You need to get a Windows XP CD. It doesn't need to be included with this machine. If you had that you could boot from the Windows and get to the Recovery console to Repair the MBR or to run the System File Checker etc or do a Repair install.


----------



## jtbleek (Apr 26, 2005)

spike2me said:


> It sounds like the Hard Drive is damaged or needs to be replaced. see the following steps to test your hard drive:
> 
> 1.
> Restart the notebook PC.
> ...




I tried this but when I hit F10 the following comes up:

1400 Mhz Pentium 4 CPU
External Cache: 512K installed
Hard Disk boot sector invalid
Press "h" to retry hard disk, any other key for next device
no bootable CD in ATAPI CD-ROM
Booting from LAN


goes on the say ethernet controller test failed and trys to boot from hard disk again


----------



## lorjack (Nov 15, 2007)

The hard drive is gone.


----------



## jtbleek (Apr 26, 2005)

lorjack said:


> The hard drive is gone.


I'm skeptical of this because I tried another hard drive and it does the same thing


----------



## deleted010511 (Apr 29, 2009)

go into the Bios, does it see the HDD? Is it a SATA drive or an EIDE/ATA drive?


----------



## jtbleek (Apr 26, 2005)

spike2me said:


> go into the Bios, does it see the HDD? Is it a SATA drive or an EIDE/ATA drive?

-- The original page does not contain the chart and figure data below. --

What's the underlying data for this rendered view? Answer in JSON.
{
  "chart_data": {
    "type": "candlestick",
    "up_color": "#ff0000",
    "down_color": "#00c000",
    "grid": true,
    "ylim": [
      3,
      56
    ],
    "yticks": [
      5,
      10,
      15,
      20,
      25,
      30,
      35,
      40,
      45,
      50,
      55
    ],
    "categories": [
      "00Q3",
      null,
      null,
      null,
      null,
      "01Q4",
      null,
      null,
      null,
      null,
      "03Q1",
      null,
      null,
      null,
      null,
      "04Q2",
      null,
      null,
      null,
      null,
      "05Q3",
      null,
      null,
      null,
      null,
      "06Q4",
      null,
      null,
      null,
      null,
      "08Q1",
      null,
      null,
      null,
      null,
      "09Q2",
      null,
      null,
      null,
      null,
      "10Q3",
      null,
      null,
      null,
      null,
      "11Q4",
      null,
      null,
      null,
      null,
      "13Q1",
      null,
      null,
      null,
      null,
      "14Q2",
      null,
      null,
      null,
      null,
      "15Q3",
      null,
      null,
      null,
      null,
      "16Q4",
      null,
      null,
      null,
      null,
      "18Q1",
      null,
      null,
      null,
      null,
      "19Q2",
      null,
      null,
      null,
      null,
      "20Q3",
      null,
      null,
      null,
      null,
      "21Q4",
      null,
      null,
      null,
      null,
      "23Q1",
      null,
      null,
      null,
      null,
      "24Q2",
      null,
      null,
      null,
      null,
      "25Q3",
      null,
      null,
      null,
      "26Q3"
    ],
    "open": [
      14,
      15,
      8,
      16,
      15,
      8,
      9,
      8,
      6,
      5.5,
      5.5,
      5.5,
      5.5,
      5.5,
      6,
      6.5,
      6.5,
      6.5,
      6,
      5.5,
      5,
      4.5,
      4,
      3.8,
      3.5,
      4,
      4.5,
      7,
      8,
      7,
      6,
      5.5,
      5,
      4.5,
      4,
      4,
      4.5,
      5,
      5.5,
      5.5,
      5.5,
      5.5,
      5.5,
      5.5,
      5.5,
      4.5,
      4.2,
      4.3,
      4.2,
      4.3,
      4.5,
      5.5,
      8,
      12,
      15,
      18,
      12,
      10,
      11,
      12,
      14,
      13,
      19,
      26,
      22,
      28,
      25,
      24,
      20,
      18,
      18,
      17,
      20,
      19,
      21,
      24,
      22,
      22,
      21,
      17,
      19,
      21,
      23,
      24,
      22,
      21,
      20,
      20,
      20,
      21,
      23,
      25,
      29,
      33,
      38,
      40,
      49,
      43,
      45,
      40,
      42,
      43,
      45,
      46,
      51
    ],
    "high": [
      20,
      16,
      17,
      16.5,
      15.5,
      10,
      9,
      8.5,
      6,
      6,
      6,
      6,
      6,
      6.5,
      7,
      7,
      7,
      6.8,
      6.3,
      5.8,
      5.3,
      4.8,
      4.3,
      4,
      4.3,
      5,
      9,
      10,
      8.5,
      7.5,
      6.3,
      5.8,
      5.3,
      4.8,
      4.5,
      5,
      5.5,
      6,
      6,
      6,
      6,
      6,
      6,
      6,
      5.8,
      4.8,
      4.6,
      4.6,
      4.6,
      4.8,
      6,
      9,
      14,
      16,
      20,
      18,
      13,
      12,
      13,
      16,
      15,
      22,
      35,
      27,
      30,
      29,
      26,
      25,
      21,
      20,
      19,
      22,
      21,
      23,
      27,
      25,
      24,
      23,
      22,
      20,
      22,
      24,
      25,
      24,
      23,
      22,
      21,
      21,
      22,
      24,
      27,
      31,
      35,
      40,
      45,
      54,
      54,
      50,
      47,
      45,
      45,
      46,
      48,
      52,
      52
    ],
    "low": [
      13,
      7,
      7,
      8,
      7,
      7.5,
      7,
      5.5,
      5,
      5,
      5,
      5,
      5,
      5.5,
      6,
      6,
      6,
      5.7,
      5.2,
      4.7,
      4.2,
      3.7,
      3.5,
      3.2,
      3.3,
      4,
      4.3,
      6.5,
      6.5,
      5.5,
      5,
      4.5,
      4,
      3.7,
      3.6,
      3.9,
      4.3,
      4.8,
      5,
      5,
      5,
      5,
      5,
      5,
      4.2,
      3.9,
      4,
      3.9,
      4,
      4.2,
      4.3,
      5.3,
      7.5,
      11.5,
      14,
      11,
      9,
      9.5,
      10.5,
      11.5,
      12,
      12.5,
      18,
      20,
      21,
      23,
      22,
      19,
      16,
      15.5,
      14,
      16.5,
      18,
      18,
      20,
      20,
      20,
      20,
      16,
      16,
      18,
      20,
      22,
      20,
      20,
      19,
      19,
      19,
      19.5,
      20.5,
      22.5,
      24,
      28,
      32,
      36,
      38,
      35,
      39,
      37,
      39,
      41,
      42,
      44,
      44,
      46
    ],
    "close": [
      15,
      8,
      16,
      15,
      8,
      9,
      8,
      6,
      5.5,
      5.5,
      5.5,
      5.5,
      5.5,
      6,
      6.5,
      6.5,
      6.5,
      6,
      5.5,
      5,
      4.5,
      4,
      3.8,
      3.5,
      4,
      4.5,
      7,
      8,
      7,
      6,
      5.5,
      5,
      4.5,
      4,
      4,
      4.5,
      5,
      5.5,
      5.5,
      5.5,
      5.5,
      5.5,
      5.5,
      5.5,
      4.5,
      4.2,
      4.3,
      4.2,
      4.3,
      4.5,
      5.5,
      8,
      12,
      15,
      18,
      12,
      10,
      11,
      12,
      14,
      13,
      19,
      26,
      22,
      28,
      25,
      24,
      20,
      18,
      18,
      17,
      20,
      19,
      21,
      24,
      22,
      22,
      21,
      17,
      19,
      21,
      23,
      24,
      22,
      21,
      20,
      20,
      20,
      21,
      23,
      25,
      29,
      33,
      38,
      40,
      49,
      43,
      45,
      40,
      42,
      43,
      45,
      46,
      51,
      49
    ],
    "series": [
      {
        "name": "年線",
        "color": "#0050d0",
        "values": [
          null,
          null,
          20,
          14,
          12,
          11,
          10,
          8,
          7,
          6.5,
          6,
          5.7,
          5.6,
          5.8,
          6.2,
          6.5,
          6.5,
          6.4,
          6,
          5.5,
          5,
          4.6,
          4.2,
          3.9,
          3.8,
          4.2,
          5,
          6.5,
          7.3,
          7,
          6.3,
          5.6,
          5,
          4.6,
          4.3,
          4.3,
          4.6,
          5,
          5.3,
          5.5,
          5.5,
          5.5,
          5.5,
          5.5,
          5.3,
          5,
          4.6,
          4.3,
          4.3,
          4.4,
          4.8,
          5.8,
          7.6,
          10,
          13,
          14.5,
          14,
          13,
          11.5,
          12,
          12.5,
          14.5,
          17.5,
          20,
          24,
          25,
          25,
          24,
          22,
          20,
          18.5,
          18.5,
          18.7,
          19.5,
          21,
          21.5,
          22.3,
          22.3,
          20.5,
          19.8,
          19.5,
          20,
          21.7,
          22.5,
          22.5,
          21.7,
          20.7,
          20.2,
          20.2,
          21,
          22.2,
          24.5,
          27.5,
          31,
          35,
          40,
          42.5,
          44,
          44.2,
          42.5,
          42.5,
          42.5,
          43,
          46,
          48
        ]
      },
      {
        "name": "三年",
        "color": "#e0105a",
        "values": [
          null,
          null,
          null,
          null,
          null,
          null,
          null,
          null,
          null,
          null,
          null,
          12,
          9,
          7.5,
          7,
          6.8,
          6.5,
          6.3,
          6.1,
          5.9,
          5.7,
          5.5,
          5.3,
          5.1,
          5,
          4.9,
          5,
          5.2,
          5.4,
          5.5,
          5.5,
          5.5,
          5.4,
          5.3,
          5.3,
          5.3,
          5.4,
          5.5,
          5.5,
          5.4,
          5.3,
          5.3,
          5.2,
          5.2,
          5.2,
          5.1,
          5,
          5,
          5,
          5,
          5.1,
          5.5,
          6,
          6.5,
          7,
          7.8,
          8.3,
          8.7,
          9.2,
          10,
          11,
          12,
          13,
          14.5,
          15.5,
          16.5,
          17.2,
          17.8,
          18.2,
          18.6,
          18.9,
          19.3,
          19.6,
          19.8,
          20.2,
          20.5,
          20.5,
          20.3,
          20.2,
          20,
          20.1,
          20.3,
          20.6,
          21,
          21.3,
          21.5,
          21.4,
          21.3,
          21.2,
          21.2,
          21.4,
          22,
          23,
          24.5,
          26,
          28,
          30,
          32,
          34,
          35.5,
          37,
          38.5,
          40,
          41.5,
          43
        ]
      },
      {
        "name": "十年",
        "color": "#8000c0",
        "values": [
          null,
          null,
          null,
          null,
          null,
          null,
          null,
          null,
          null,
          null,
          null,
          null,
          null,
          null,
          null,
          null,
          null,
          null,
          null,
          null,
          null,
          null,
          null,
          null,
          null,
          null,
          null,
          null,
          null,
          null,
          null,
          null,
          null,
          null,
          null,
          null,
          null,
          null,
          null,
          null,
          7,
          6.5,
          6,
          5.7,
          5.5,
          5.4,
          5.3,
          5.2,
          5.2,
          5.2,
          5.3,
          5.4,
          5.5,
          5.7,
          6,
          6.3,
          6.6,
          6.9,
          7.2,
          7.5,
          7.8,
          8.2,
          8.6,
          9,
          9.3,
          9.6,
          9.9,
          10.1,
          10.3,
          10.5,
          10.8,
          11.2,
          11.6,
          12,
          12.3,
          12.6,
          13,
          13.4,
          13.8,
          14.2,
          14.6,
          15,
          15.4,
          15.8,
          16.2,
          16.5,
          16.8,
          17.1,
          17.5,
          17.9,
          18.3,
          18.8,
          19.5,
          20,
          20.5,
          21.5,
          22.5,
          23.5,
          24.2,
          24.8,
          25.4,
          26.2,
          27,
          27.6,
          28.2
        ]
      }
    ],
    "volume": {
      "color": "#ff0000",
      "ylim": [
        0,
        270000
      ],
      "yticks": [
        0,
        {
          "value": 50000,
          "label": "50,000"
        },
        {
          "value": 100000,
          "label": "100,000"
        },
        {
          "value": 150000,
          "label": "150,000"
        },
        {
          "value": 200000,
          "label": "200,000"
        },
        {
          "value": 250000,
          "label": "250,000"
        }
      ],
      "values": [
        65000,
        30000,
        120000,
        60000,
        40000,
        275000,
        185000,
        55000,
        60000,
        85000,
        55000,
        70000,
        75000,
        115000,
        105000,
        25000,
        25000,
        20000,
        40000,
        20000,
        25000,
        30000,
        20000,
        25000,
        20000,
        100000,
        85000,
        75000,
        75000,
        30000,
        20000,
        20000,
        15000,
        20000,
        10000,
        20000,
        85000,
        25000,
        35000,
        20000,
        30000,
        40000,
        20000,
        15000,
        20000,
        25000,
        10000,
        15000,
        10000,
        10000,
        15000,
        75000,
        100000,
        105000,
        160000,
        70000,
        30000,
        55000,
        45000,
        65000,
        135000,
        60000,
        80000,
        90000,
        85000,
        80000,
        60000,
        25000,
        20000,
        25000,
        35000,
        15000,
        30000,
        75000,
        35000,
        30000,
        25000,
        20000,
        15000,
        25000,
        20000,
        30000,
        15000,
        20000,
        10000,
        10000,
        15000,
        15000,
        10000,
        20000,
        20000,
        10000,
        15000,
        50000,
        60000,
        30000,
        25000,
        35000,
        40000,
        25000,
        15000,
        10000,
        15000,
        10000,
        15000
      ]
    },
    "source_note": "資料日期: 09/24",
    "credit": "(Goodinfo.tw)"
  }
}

IDE/ATA drive.....Insyde Bios...the only thing I can say about it recognizing the HD is that it says "Internal Hard Disk = 30GB".....which is the correct size of the hard drive


----------



## deleted010511 (Apr 29, 2009)

Ok try formatting the HDD with a 3rd party utility Boot disc like Partition Magic, Acornis, Disk Part. If that boot disc sees the HDD and it formats it NTFS then put the XP CD in and install.


----------



## jtbleek (Apr 26, 2005)

Is there any free ones out there that you know of? I tried Partition Logic, but it spits out errors and won't work.


----------



## nego-oh-oh (Jan 22, 2006)

you might try putting the disk in another computer,
then run chkdsk on it.


----------



## dai (Jul 2, 2004)

contact hp for recovery disks


----------



## jerrodbug (Jul 28, 2009)

before you do that, make sure you dont have any flash/usb drives plugged in to the computer, that can occasionally cause a problem if your bios is set to allow booting from a USB. (just ran into this problem myself


----------